Looking for clues about the digital future of education...

... and trying to keep an open mind!

Tuesday 10 May 2011

Twitter for Teachers Part 1

A short video outlining what Twitter is, why teachers might consider using it and how you go about joining.

Twitter for Teachers Part 2

A short video explaining how you can use Twitter once you have signed up.

Monday 9 May 2011

#edbigcrowd - Tweeting around the World

Way too much has happened today for me to get my head around in one evening. My Twitter feed is fit to burst and I've still got to get my day job sorted for tomorrow. Still, too many people across the world have been so helpful today that I feel I need to at least give them an update. Here goes...

On Monday morning I was strolling to my school in Yorkshire (UK) contemplating the staff training session I was to deliver at that afternoon’s staff meeting. It was to be about Twitter. I’d been tweeting for about a month and had been impressed with how much good advice had come my way. Surely, I thought, Twitter was something from which my colleagues might benefit.

I’d made a prezi (I'll post this over the weekend) and was feeling fairly confident about the training session. Then I made a monumental step. Not realising quite what I was unleashing I fired off a quick tweet to the 141 people I followed.

Please help! Staff meeting tonight. I want to show colleagues how far a tweet can go in one school day #edbigcrowd PLEASE RT :o)

It was 7.29 am.

Six minutes later I was sitting at my desk with a cup of coffee, listening to the familiar sound of my classroom PC booting up and logging on. “Just check Twitter” I thought, “before sorting my lessons out.”

Twenty people had re-tweeted.

“Not bad,” I thought, and turned my mind to some photocopying.

Within an hour it was one of the top ten trending tweets in New Zealand. Minutes later it was trending in Sydney too. Before I finished teaching my first lesson my tweet was trending in London and Manchester. Another hour and it was into India.

By lunchtime I had a monster on my hands! People had had it retweeted to them several times. Twitterers I had never heard of were sending me data showing me how rapid the dispersal had been. Well-wishers were sending the tweet around and around the world.

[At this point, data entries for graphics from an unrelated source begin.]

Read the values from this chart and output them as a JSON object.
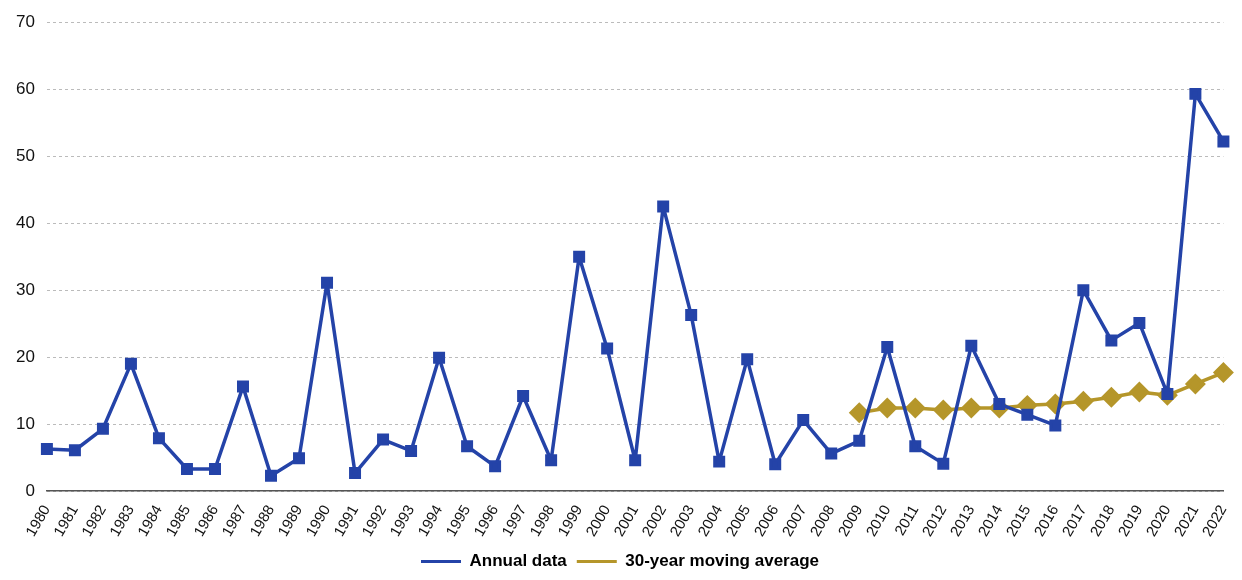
{
  "chart_data": {
    "type": "line",
    "categories": [
      "1980",
      "1981",
      "1982",
      "1983",
      "1984",
      "1985",
      "1986",
      "1987",
      "1988",
      "1989",
      "1990",
      "1991",
      "1992",
      "1993",
      "1994",
      "1995",
      "1996",
      "1997",
      "1998",
      "1999",
      "2000",
      "2001",
      "2002",
      "2003",
      "2004",
      "2005",
      "2006",
      "2007",
      "2008",
      "2009",
      "2010",
      "2011",
      "2012",
      "2013",
      "2014",
      "2015",
      "2016",
      "2017",
      "2018",
      "2019",
      "2020",
      "2021",
      "2022"
    ],
    "series": [
      {
        "name": "Annual data",
        "color": "#2443a8",
        "marker": "square",
        "values": [
          6.3,
          6.1,
          9.3,
          19,
          7.9,
          3.3,
          3.3,
          15.6,
          2.3,
          4.9,
          31.1,
          2.7,
          7.7,
          6.0,
          19.9,
          6.7,
          3.7,
          14.2,
          4.6,
          35,
          21.3,
          4.6,
          42.5,
          26.3,
          4.4,
          19.7,
          4.0,
          10.6,
          5.6,
          7.5,
          21.5,
          6.7,
          4.1,
          21.7,
          13,
          11.4,
          9.8,
          30,
          22.5,
          25.1,
          14.5,
          59.3,
          52.2
        ]
      },
      {
        "name": "30-year moving average",
        "color": "#b5962a",
        "marker": "diamond",
        "values": [
          null,
          null,
          null,
          null,
          null,
          null,
          null,
          null,
          null,
          null,
          null,
          null,
          null,
          null,
          null,
          null,
          null,
          null,
          null,
          null,
          null,
          null,
          null,
          null,
          null,
          null,
          null,
          null,
          null,
          11.7,
          12.4,
          12.4,
          12.1,
          12.4,
          12.4,
          12.8,
          13.0,
          13.4,
          14.0,
          14.8,
          14.3,
          16.0,
          17.7
        ]
      }
    ],
    "ylim": [
      0,
      70
    ],
    "yticks": [
      0,
      10,
      20,
      30,
      40,
      50,
      60,
      70
    ],
    "grid": "y",
    "legend": "bottom",
    "line_style": "solid"
  }
}
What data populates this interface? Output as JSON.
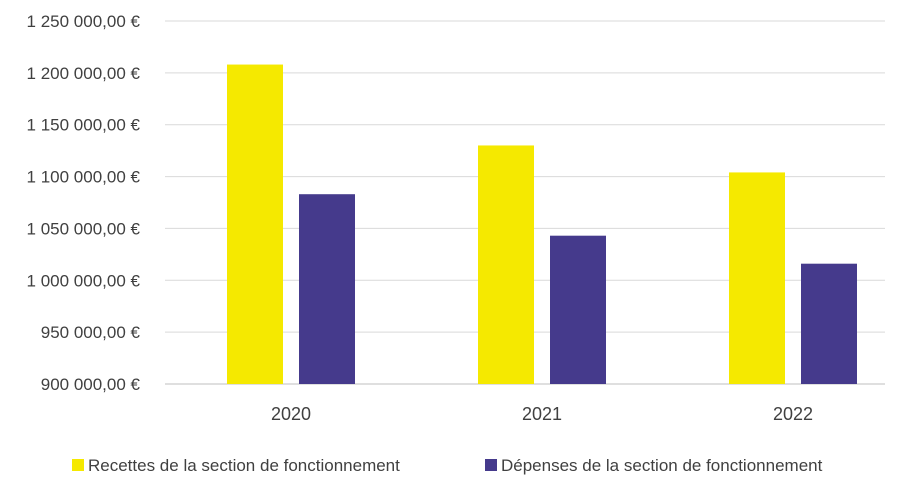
{
  "chart_data": {
    "type": "bar",
    "categories": [
      "2020",
      "2021",
      "2022"
    ],
    "series": [
      {
        "name": "Recettes de la section de fonctionnement",
        "values": [
          1208000,
          1130000,
          1104000
        ],
        "color": "#f5e900"
      },
      {
        "name": "Dépenses de la section de fonctionnement",
        "values": [
          1083000,
          1043000,
          1016000
        ],
        "color": "#453a8c"
      }
    ],
    "ylim": [
      900000,
      1250000
    ],
    "yticks": [
      900000,
      950000,
      1000000,
      1050000,
      1100000,
      1150000,
      1200000,
      1250000
    ],
    "ytick_labels": [
      "900 000,00 €",
      "950 000,00 €",
      "1 000 000,00 €",
      "1 050 000,00 €",
      "1 100 000,00 €",
      "1 150 000,00 €",
      "1 200 000,00 €",
      "1 250 000,00 €"
    ],
    "grid": true,
    "legend_position": "bottom"
  }
}
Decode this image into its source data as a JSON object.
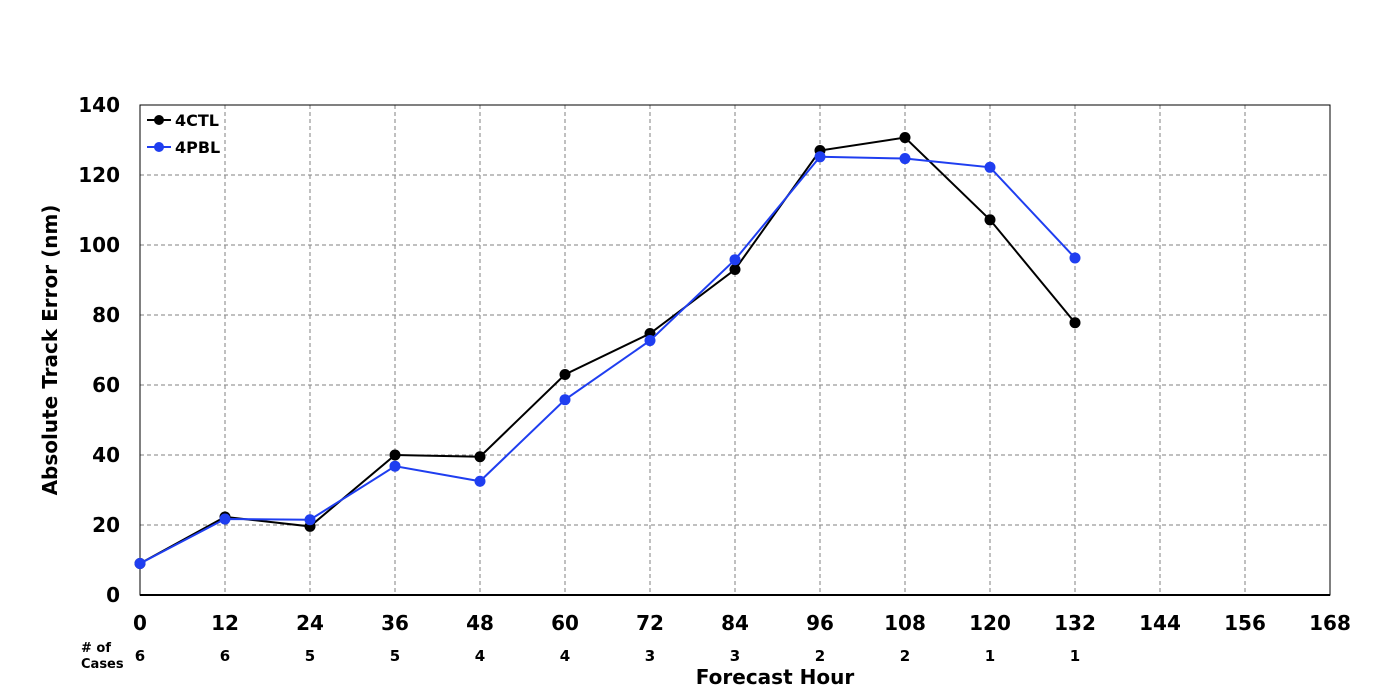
{
  "chart_data": {
    "type": "line",
    "xlabel": "Forecast Hour",
    "ylabel": "Absolute Track Error (nm)",
    "xlim": [
      0,
      168
    ],
    "ylim": [
      0,
      140
    ],
    "x_ticks": [
      0,
      12,
      24,
      36,
      48,
      60,
      72,
      84,
      96,
      108,
      120,
      132,
      144,
      156,
      168
    ],
    "y_ticks": [
      0,
      20,
      40,
      60,
      80,
      100,
      120,
      140
    ],
    "grid": true,
    "legend_position": "top-left",
    "x": [
      0,
      12,
      24,
      36,
      48,
      60,
      72,
      84,
      96,
      108,
      120,
      132
    ],
    "series": [
      {
        "name": "4CTL",
        "color": "#000000",
        "values": [
          9,
          22.3,
          19.6,
          40,
          39.5,
          63,
          74.7,
          93,
          127,
          130.7,
          107.2,
          77.8
        ]
      },
      {
        "name": "4PBL",
        "color": "#1f3ef0",
        "values": [
          9,
          21.7,
          21.5,
          36.8,
          32.5,
          55.8,
          72.7,
          95.8,
          125.2,
          124.7,
          122.2,
          96.3
        ]
      }
    ],
    "cases_title": [
      "# of",
      "Cases"
    ],
    "cases": [
      6,
      6,
      5,
      5,
      4,
      4,
      3,
      3,
      2,
      2,
      1,
      1
    ]
  }
}
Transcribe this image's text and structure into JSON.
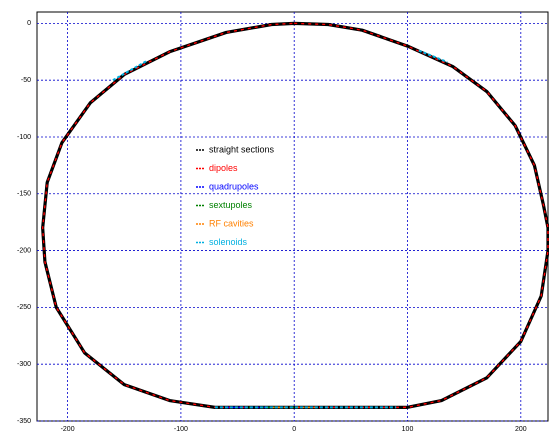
{
  "chart_data": {
    "type": "line",
    "xlim": [
      -227,
      224
    ],
    "ylim": [
      -350,
      10
    ],
    "xticks": [
      -200,
      -100,
      0,
      100,
      200
    ],
    "yticks": [
      0,
      -50,
      -100,
      -150,
      -200,
      -250,
      -300,
      -350
    ],
    "grid": true,
    "legend": "center",
    "series": [
      {
        "name": "straight sections",
        "color": "#000000",
        "x": [
          0,
          30,
          60,
          100,
          140,
          170,
          195,
          212,
          220,
          224,
          224,
          218,
          200,
          170,
          130,
          100,
          0,
          -70,
          -110,
          -150,
          -185,
          -210,
          -220,
          -222,
          -218,
          -205,
          -180,
          -150,
          -110,
          -60,
          -20,
          0
        ],
        "values": [
          0,
          -1,
          -6,
          -20,
          -38,
          -60,
          -90,
          -125,
          -160,
          -180,
          -200,
          -240,
          -280,
          -312,
          -332,
          -338,
          -338,
          -338,
          -332,
          -318,
          -290,
          -250,
          -210,
          -180,
          -140,
          -105,
          -70,
          -45,
          -25,
          -8,
          -1,
          0
        ]
      },
      {
        "name": "dipoles",
        "color": "#ff0000",
        "x": [
          0,
          30,
          60,
          100,
          140,
          170,
          195,
          212,
          220,
          224,
          224,
          218,
          200,
          170,
          130,
          100,
          0,
          -70,
          -110,
          -150,
          -185,
          -210,
          -220,
          -222,
          -218,
          -205,
          -180,
          -150,
          -110,
          -60,
          -20,
          0
        ],
        "values": [
          0,
          -1,
          -6,
          -20,
          -38,
          -60,
          -90,
          -125,
          -160,
          -180,
          -200,
          -240,
          -280,
          -312,
          -332,
          -338,
          -338,
          -338,
          -332,
          -318,
          -290,
          -250,
          -210,
          -180,
          -140,
          -105,
          -70,
          -45,
          -25,
          -8,
          -1,
          0
        ]
      },
      {
        "name": "quadrupoles",
        "color": "#0000ff",
        "x": [
          -60,
          -20
        ],
        "values": [
          -338,
          -338
        ]
      },
      {
        "name": "sextupoles",
        "color": "#008000",
        "x": [
          -40,
          0
        ],
        "values": [
          -338,
          -338
        ]
      },
      {
        "name": "RF cavities",
        "color": "#ff8000",
        "x": [
          -20,
          20
        ],
        "values": [
          -338,
          -338
        ]
      },
      {
        "name": "solenoids",
        "color": "#00b0e0",
        "x": [
          -160,
          -130,
          null,
          110,
          135,
          null,
          -70,
          90
        ],
        "values": [
          -50,
          -33,
          null,
          -24,
          -34,
          null,
          -338,
          -338
        ]
      }
    ]
  }
}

Needless to say the point was well made in the staff training that afternoon. A well-meaning tweet sent out into a friendly community reached more people in a few hours than I could have ever hoped for had I used any other medium I could think of. Sure, I had not actually benefitted from the exercise, save from making a few hundred new followers, but the thought of quite how many people had been out there, willing to help my little message on its way, was quite intoxicating. I was giddy with the thought of what I had just done. What if I had really wanted help? How great would THAT have been?

As soon as I got home I went to my Twitter account and started replying to all the personal messages I’d received. Two hours later and I’d reached my status update limit and had to read through the remaining comments sad that I could not reply until my embargo was lifted.

So, what had the experiment taught me?

  1. People on Twitter are generally kind and open-minded, and happy to help out
  2. There is no other way to reach so many people so quickly
  3. Be careful when you ask for a retweet!
It is only Monday evening now and it has been a big day in my twittersphere. The #edbigcrowd feed is still overflowing like the bucket in the Sorcerer's Apprentice. I'm going to have to leave it alone and get on with my marking. When the weekend comes and I have managed to grasp the scale of what has happened here I'll blog with all the details.

Until then, thanks to EVERYONE who retweeted this message. Wherever you are (although I don't believe the person who said they were on Betelgeuse!)